The American Mustang is more accurately termed the “feral horse”. Feral horses (commonly known as Mustangs) are those horses whose ancestors were domestic horses that were freed or escaped from early explorers, native tribes, ranches, cavalry, etc. to become free-roaming herds all across the United States. The first domestic horses in America arrived with Columbus on his second voyage in 1493. During the early Spanish exploration years, horses came over with each voyage. The Spanish explorers were supplied these horses by breeding farms in the West Indies. It is not well documented on how or when the first horses were either stolen or escaped from the Spaniards, but it is estimated that by the 1800’s there were 2 to 5 million head of feral horses, mostly in the Southwest. Currently there are only an estimated 29,000 Mustangs still free-roaming on public lands in the states of Arizona, California, Colorado, Idaho, Montana, Nevada, New Mexico, Oregon, Utah, and Wyoming. These numbers were provided by the Bureau of Land Management’s herd statistics. The BLM’s concludes that there is still an excess of about 2,500 horses. Interestingly, there are 32,000 wild horses in BLM holding facilities – more than there are in the wild.

Throughout the history of the feral horse, the government devised ways to reduce the numbers of free-roaming horses to appease the cattle-ranchers vying for the grazing land, and to keep the herds from over-populating thus starving to death due to lack of grazing land. As recently as 1952 a group of concerned citizens in Storey County, Nevada protested in court against roundups of the wild horses to be sent for slaughter by the use of airplanes. They convinced the Board of Commissioners that the practice was inhumane. The use of planes for pursuit of wild horses was banned in Storey County. This was the beginning of the movement to protect wild horses and burros.

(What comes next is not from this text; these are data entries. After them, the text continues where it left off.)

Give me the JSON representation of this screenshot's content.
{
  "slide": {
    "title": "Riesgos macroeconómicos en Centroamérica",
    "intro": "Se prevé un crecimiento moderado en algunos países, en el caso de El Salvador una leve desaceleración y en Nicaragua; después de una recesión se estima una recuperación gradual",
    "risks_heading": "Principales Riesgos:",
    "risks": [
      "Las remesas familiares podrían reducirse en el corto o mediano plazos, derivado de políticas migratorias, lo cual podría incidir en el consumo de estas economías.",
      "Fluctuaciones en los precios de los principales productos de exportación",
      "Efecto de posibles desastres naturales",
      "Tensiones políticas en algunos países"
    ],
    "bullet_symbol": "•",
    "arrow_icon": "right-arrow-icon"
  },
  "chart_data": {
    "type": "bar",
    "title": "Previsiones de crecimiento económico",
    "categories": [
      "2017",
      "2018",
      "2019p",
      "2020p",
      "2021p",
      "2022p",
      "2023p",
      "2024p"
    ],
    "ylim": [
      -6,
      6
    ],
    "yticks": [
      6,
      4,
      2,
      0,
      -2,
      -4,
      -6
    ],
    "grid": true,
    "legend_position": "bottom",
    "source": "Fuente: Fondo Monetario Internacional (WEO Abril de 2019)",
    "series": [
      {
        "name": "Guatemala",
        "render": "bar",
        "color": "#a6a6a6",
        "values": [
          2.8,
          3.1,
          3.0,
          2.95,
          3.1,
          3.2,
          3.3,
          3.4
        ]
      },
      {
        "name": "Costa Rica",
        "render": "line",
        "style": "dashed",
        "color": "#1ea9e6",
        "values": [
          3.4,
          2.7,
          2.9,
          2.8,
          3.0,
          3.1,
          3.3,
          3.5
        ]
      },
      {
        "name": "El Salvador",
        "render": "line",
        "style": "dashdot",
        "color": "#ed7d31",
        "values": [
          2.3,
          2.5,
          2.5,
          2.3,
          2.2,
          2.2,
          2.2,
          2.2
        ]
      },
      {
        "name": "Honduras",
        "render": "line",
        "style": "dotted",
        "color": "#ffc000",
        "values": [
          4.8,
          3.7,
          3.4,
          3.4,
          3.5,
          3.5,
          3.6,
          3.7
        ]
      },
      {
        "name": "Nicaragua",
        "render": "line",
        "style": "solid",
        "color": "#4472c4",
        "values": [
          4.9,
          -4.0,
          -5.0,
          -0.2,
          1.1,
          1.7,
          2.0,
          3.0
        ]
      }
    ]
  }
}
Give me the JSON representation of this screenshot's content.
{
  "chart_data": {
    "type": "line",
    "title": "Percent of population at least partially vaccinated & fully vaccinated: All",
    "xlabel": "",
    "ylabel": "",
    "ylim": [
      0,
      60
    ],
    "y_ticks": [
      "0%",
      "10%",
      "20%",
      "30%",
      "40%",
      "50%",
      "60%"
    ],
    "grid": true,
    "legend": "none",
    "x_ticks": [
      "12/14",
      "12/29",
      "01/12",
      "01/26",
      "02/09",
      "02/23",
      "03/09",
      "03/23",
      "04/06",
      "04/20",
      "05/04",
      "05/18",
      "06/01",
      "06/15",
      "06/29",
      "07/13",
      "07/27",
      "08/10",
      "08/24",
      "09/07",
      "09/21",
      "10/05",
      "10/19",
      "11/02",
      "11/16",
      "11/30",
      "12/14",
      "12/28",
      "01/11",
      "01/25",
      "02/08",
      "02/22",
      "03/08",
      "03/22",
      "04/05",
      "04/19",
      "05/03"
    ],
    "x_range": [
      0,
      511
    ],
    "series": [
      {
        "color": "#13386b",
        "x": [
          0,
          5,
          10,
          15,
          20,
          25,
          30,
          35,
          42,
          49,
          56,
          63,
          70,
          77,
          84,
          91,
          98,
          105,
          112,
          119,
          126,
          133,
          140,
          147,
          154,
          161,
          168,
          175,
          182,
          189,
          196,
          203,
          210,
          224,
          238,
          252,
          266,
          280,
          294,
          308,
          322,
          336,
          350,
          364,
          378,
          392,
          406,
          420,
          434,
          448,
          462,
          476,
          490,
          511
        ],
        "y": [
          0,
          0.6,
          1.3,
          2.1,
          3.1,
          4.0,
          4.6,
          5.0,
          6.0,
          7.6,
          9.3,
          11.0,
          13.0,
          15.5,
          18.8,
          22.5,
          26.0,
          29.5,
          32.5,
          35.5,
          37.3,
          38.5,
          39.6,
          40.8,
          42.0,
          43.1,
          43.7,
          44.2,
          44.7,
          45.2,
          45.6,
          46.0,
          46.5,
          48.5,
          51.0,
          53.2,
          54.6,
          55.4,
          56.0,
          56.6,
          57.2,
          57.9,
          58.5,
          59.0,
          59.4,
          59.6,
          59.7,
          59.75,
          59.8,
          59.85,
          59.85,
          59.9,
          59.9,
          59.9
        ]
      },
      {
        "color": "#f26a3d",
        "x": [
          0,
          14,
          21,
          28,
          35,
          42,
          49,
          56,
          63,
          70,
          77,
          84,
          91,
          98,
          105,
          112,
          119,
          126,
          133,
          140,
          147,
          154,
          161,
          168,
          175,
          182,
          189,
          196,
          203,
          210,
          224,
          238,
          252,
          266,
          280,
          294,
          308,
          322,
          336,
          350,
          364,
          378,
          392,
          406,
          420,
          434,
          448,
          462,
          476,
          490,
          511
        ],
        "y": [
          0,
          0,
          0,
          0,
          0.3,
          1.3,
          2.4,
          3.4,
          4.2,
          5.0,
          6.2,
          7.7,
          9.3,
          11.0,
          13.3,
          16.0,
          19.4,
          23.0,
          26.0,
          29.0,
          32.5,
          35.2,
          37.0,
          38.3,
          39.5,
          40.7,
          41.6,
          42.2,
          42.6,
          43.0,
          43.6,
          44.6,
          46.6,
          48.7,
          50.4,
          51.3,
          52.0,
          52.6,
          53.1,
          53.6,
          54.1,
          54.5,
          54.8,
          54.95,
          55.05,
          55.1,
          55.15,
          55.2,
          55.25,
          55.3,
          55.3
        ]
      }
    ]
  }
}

“Wild Horse Annie” continued to fight for the survival of the wild horse and burro. She brought the plight of the wild horse and burro to the attention of the U.S. Congress. She lobbied against the cruel capture practices, and for management of the herd reductions so as not to wipe out the wild herds altogether. In 1971 the Wild Free-roaming Horse and Burro Act was passed by Congress which requires the protection, management, and control of wild free-roaming horses and burros on public lands.